Excision from the Noahic Covenant has two degrees. The first degree means that apostates (unbelievers) become "slaves" and "beasts," but continue to be alive in the world protected by believers. They lose the dominion granted to the covenant-keepers, but they continue to receive some of the blessings of the covenant through the believers.
The second degree of excision is death, when the unbeliever is removed from the world protected by the Church, by the Noahic Covenant. Specifically this takes place when the unbeliever moves beyond Adamic apostasy into Cainitic murder: He is to be put to death. More generally, it takes place when the unbeliever dies.
The Noahic Covenant is inescapable, and applies one way or another to all men. Under the Old Covenant, there were three possibilities. You might be a member of the priestly, seed-line people, a Shemite, in which case you were a ruler of the world (especially of the "holy land"). You might be a covenant-keeping Gentile, a Japhethite dwelling in the tents of Shem, in which case you also were a ruler of the world (specifically of the "common lands"). Or you might be an apostate, a Canaanite, in which case you were a slave. You still were under the Noahic Covenant, and you still received some benefits, but you were not a ruler of the world.
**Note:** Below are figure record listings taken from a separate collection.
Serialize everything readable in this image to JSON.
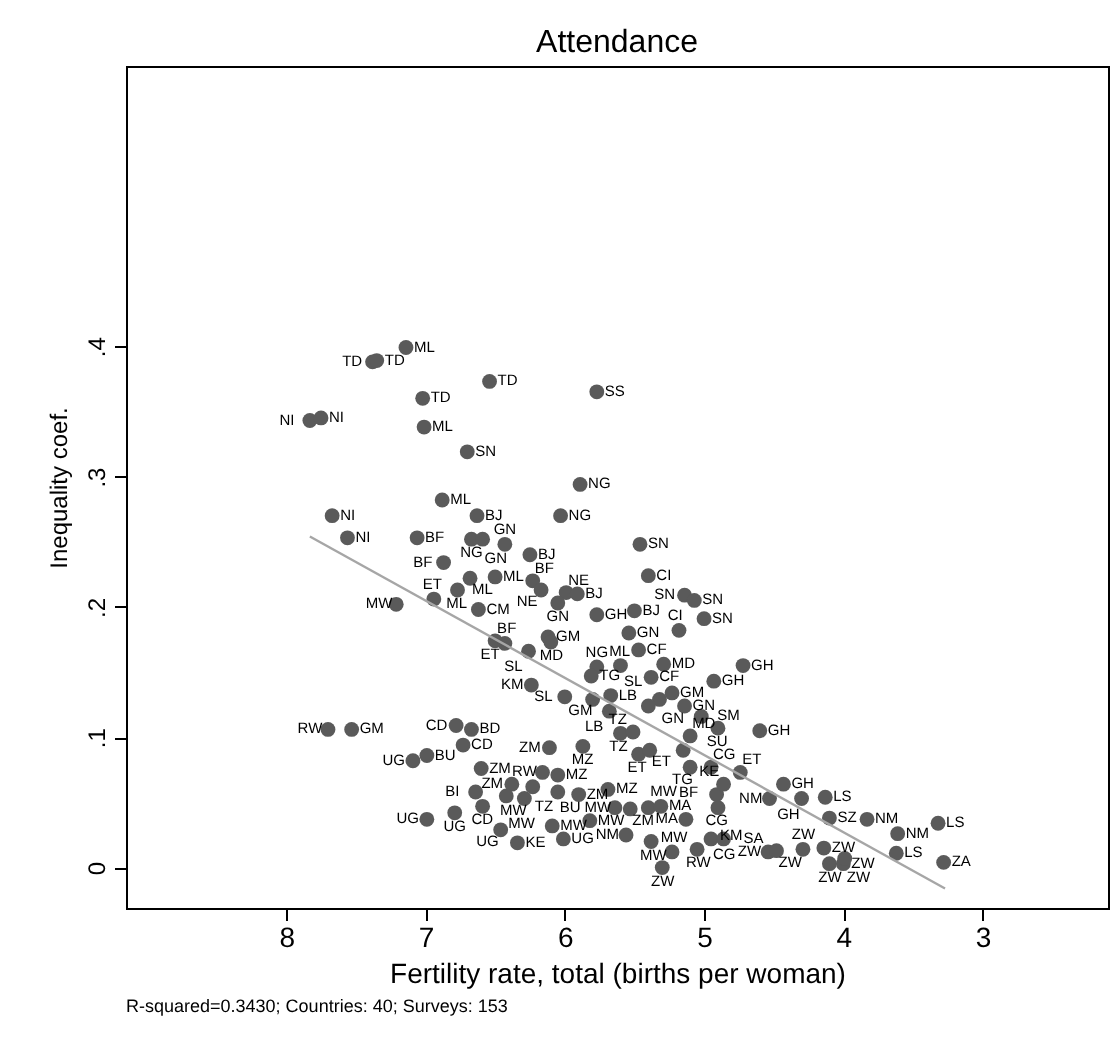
{
  "chart_data": {
    "type": "scatter",
    "title": "Attendance",
    "xlabel": "Fertility rate, total (births per woman)",
    "ylabel": "Inequality coef.",
    "annotations": [
      "R-squared=0.3430; Countries: 40; Surveys: 153"
    ],
    "xlim": [
      9.15,
      2.1
    ],
    "xticks": [
      8,
      7,
      6,
      5,
      4,
      3
    ],
    "ylim": [
      -0.031,
      0.615
    ],
    "yticks": [
      0,
      {
        "value": 0.1,
        "label": ".1"
      },
      {
        "value": 0.2,
        "label": ".2"
      },
      {
        "value": 0.3,
        "label": ".3"
      },
      {
        "value": 0.4,
        "label": ".4"
      }
    ],
    "grid": false,
    "series": [
      {
        "marker": "circle",
        "color": "#5a5a5a",
        "x": [
          7.14,
          7.38,
          7.35,
          6.54,
          5.77,
          7.02,
          7.83,
          7.75,
          7.01,
          6.7,
          5.89,
          6.88,
          7.67,
          6.63,
          6.03,
          7.56,
          7.06,
          6.67,
          6.59,
          6.43,
          6.25,
          5.46,
          6.87,
          6.5,
          6.68,
          5.4,
          6.23,
          6.77,
          6.17,
          5.99,
          5.91,
          5.14,
          5.07,
          6.94,
          7.21,
          6.62,
          6.05,
          5.77,
          5.5,
          5.0,
          5.54,
          5.18,
          6.5,
          6.43,
          6.12,
          6.1,
          6.26,
          5.47,
          4.72,
          5.29,
          5.77,
          5.81,
          5.6,
          5.38,
          4.93,
          6.24,
          6.0,
          5.8,
          5.67,
          5.23,
          5.32,
          5.4,
          5.14,
          5.68,
          5.02,
          7.7,
          7.53,
          6.78,
          6.67,
          6.73,
          4.9,
          4.6,
          5.6,
          5.51,
          5.1,
          6.11,
          5.87,
          5.47,
          5.39,
          5.15,
          6.99,
          7.09,
          6.6,
          6.16,
          6.05,
          5.1,
          4.95,
          4.74,
          4.43,
          4.13,
          4.53,
          4.3,
          6.38,
          6.23,
          6.64,
          6.05,
          6.29,
          6.59,
          6.42,
          5.69,
          5.9,
          5.64,
          5.53,
          5.4,
          5.31,
          5.13,
          4.91,
          4.9,
          4.86,
          6.99,
          6.79,
          6.46,
          6.09,
          5.82,
          6.34,
          6.01,
          5.56,
          5.38,
          5.23,
          5.05,
          4.95,
          4.86,
          5.3,
          4.54,
          4.48,
          4.29,
          4.14,
          4.1,
          4.0,
          3.99,
          3.62,
          3.28,
          3.32,
          3.61,
          3.83,
          4.1
        ],
        "values": [
          0.399,
          0.388,
          0.389,
          0.373,
          0.365,
          0.36,
          0.343,
          0.345,
          0.338,
          0.319,
          0.294,
          0.282,
          0.27,
          0.27,
          0.27,
          0.253,
          0.253,
          0.252,
          0.252,
          0.248,
          0.24,
          0.248,
          0.234,
          0.223,
          0.222,
          0.224,
          0.22,
          0.213,
          0.213,
          0.211,
          0.21,
          0.209,
          0.205,
          0.206,
          0.202,
          0.198,
          0.203,
          0.194,
          0.197,
          0.191,
          0.18,
          0.182,
          0.174,
          0.172,
          0.177,
          0.173,
          0.166,
          0.167,
          0.155,
          0.156,
          0.154,
          0.147,
          0.155,
          0.146,
          0.143,
          0.14,
          0.131,
          0.129,
          0.132,
          0.134,
          0.129,
          0.124,
          0.124,
          0.12,
          0.116,
          0.106,
          0.106,
          0.109,
          0.106,
          0.094,
          0.107,
          0.105,
          0.103,
          0.104,
          0.101,
          0.092,
          0.093,
          0.087,
          0.09,
          0.09,
          0.086,
          0.082,
          0.076,
          0.073,
          0.071,
          0.077,
          0.077,
          0.073,
          0.064,
          0.054,
          0.053,
          0.053,
          0.064,
          0.062,
          0.058,
          0.058,
          0.053,
          0.047,
          0.055,
          0.06,
          0.056,
          0.046,
          0.045,
          0.046,
          0.047,
          0.037,
          0.056,
          0.046,
          0.064,
          0.037,
          0.042,
          0.029,
          0.032,
          0.036,
          0.019,
          0.022,
          0.025,
          0.02,
          0.012,
          0.014,
          0.022,
          0.022,
          0.0,
          0.012,
          0.013,
          0.014,
          0.015,
          0.003,
          0.003,
          0.007,
          0.011,
          0.004,
          0.034,
          0.026,
          0.037,
          0.038
        ],
        "value_labels": [
          "ML",
          "TD",
          "TD",
          "TD",
          "SS",
          "TD",
          "NI",
          "NI",
          "ML",
          "SN",
          "NG",
          "ML",
          "NI",
          "BJ",
          "NG",
          "NI",
          "BF",
          "NG",
          "GN",
          "GN",
          "BJ",
          "SN",
          "BF",
          "ML",
          "ML",
          "CI",
          "BF",
          "ML",
          "NE",
          "NE",
          "BJ",
          "SN",
          "SN",
          "ET",
          "MW",
          "CM",
          "GN",
          "GH",
          "BJ",
          "SN",
          "GN",
          "CI",
          "BF",
          "ET",
          "GM",
          "MD",
          "SL",
          "CF",
          "GH",
          "MD",
          "NG",
          "TG",
          "ML",
          "CF",
          "GH",
          "KM",
          "SL",
          "GM",
          "LB",
          "GM",
          "GN",
          "SL",
          "GN",
          "LB",
          "SM",
          "RW",
          "GM",
          "CD",
          "BD",
          "CD",
          "SU",
          "GH",
          "TZ",
          "TZ",
          "MD",
          "ZM",
          "MZ",
          "ET",
          "ET",
          "TG",
          "BU",
          "UG",
          "ZM",
          "RW",
          "MZ",
          "BF",
          "CG",
          "ET",
          "GH",
          "LS",
          "NM",
          "GH",
          "ZM",
          "TZ",
          "BI",
          "BU",
          "MW",
          "CD",
          "MW",
          "MZ",
          "ZM",
          "MW",
          "ZM",
          "MW",
          "MA",
          "MA",
          "CG",
          "KM",
          "KE",
          "UG",
          "UG",
          "UG",
          "MW",
          "MW",
          "KE",
          "UG",
          "NM",
          "MW",
          "MW",
          "RW",
          "CG",
          "SA",
          "ZW",
          "ZW",
          "ZW",
          "ZW",
          "ZW",
          "ZW",
          "ZW",
          "ZW",
          "LS",
          "ZA",
          "LS",
          "NM",
          "NM",
          "SZ"
        ]
      },
      {
        "type": "line",
        "color": "#a6a6a6",
        "x": [
          7.83,
          3.27
        ],
        "values": [
          0.254,
          -0.016
        ]
      }
    ]
  }
}
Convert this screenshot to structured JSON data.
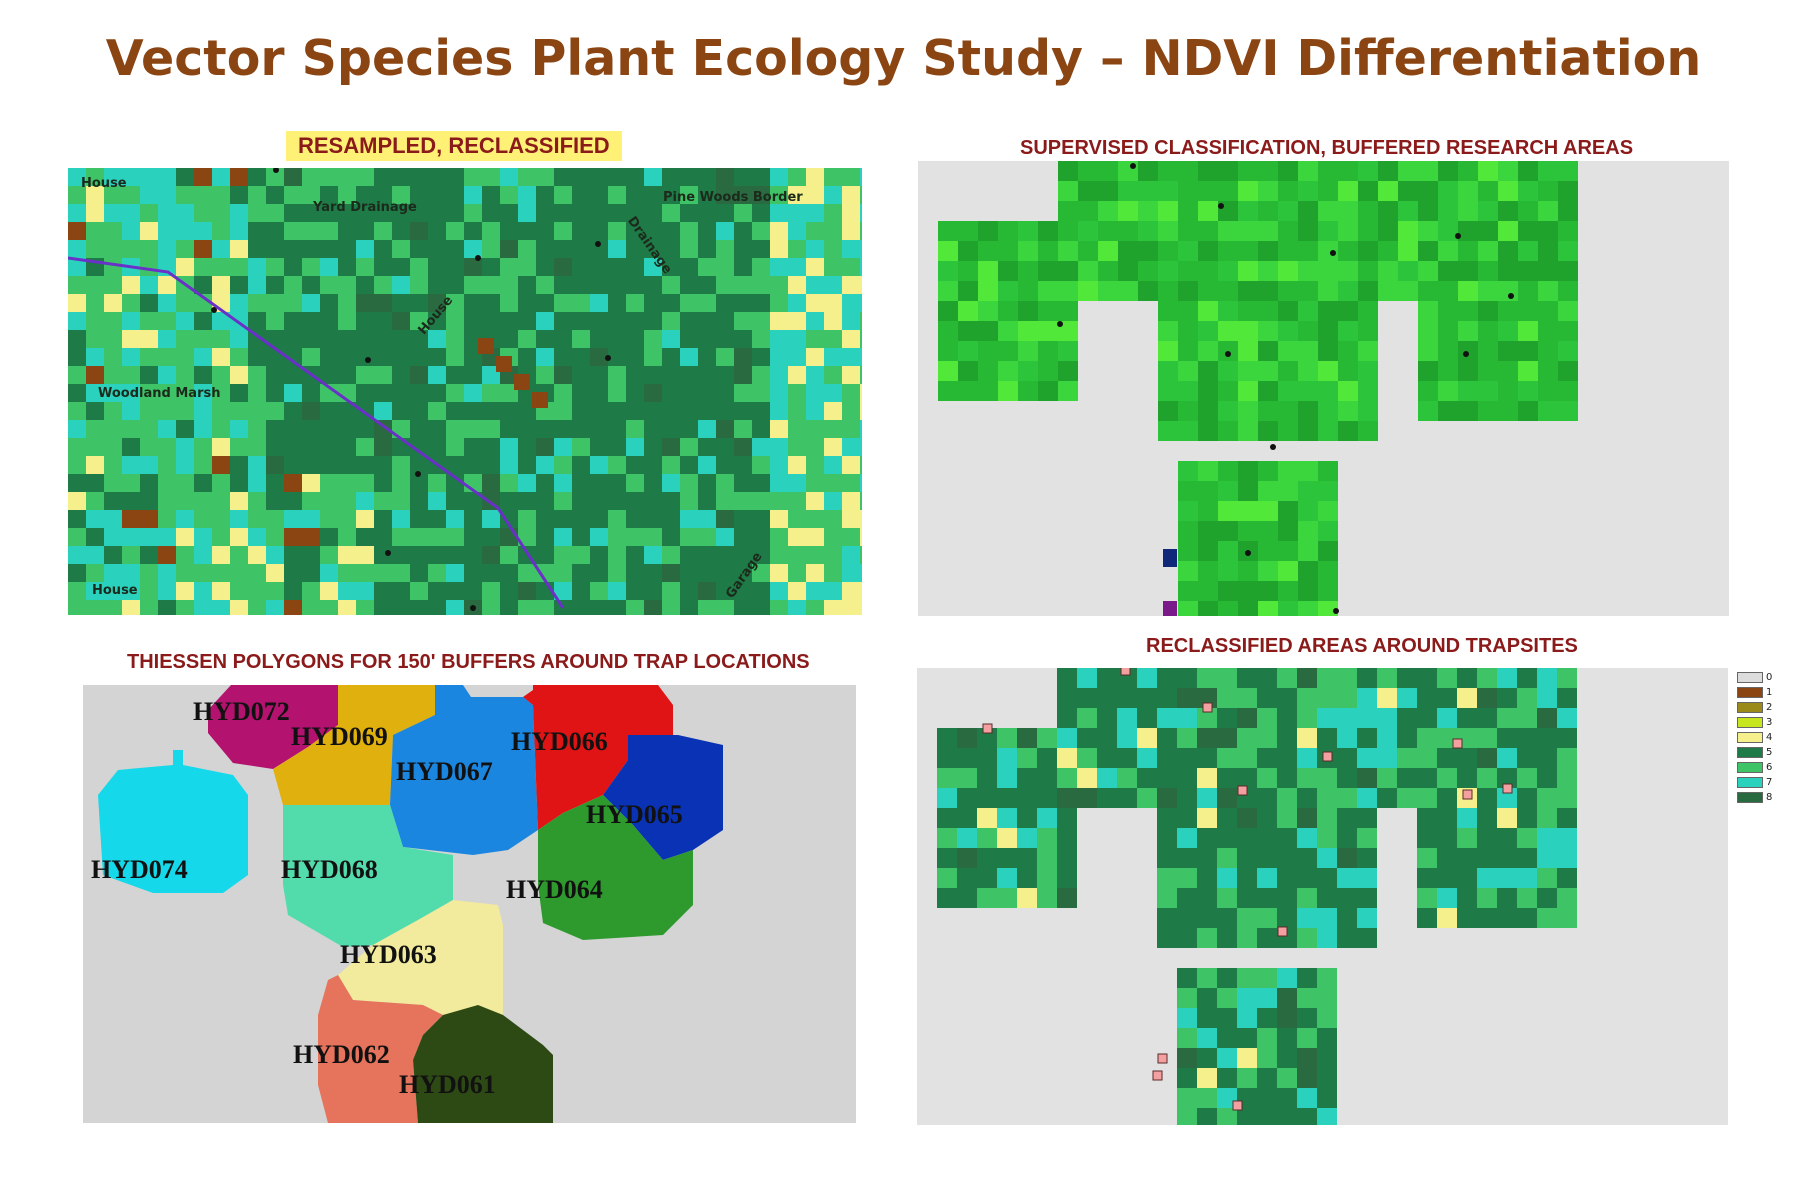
{
  "title": "Vector Species Plant Ecology Study – NDVI Differentiation",
  "panels": {
    "resampled": {
      "title": "RESAMPLED, RECLASSIFIED",
      "labels": {
        "house_top": "House",
        "yard_drainage": "Yard Drainage",
        "pine_woods": "Pine Woods Border",
        "drainage": "Drainage",
        "house_mid": "House",
        "woodland_marsh": "Woodland Marsh",
        "house_bottom": "House",
        "garage": "Garage"
      }
    },
    "supervised": {
      "title": "SUPERVISED CLASSIFICATION, BUFFERED RESEARCH AREAS"
    },
    "thiessen": {
      "title": "THIESSEN POLYGONS FOR 150' BUFFERS AROUND TRAP LOCATIONS",
      "polygons": [
        {
          "id": "HYD072",
          "color": "#b3126e"
        },
        {
          "id": "HYD069",
          "color": "#e0b00e"
        },
        {
          "id": "HYD067",
          "color": "#1a86e0"
        },
        {
          "id": "HYD066",
          "color": "#e01414"
        },
        {
          "id": "HYD065",
          "color": "#0a32b4"
        },
        {
          "id": "HYD074",
          "color": "#15d8ea"
        },
        {
          "id": "HYD068",
          "color": "#52dcac"
        },
        {
          "id": "HYD064",
          "color": "#2e9a2e"
        },
        {
          "id": "HYD063",
          "color": "#f2ea9c"
        },
        {
          "id": "HYD062",
          "color": "#e6735c"
        },
        {
          "id": "HYD061",
          "color": "#2e4a14"
        }
      ]
    },
    "trapsites": {
      "title": "RECLASSIFIED AREAS AROUND TRAPSITES",
      "legend": [
        {
          "label": "0",
          "color": "#dcdcdc"
        },
        {
          "label": "1",
          "color": "#8b4513"
        },
        {
          "label": "2",
          "color": "#9a8a1a"
        },
        {
          "label": "3",
          "color": "#c8e61e"
        },
        {
          "label": "4",
          "color": "#f5f08c"
        },
        {
          "label": "5",
          "color": "#1e7a46"
        },
        {
          "label": "6",
          "color": "#3ec466"
        },
        {
          "label": "7",
          "color": "#2ad2be"
        },
        {
          "label": "8",
          "color": "#2a6a40"
        }
      ]
    }
  }
}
In the New Covenant this situation is modified in that in the Church now the distinction between Shemite priest and Japhethite Gentile believer has been overcome. There are now only two possibilities now: either rule or be a slave.
The only way to get out from under the Noahic Covenant is to die. You can do that by committing a capital crime, or by waiting until your death comes naturally.
So there is no neutral ground. Every unbeliever in the world is a slave of the Church. The only way he can become a ruler is by converting.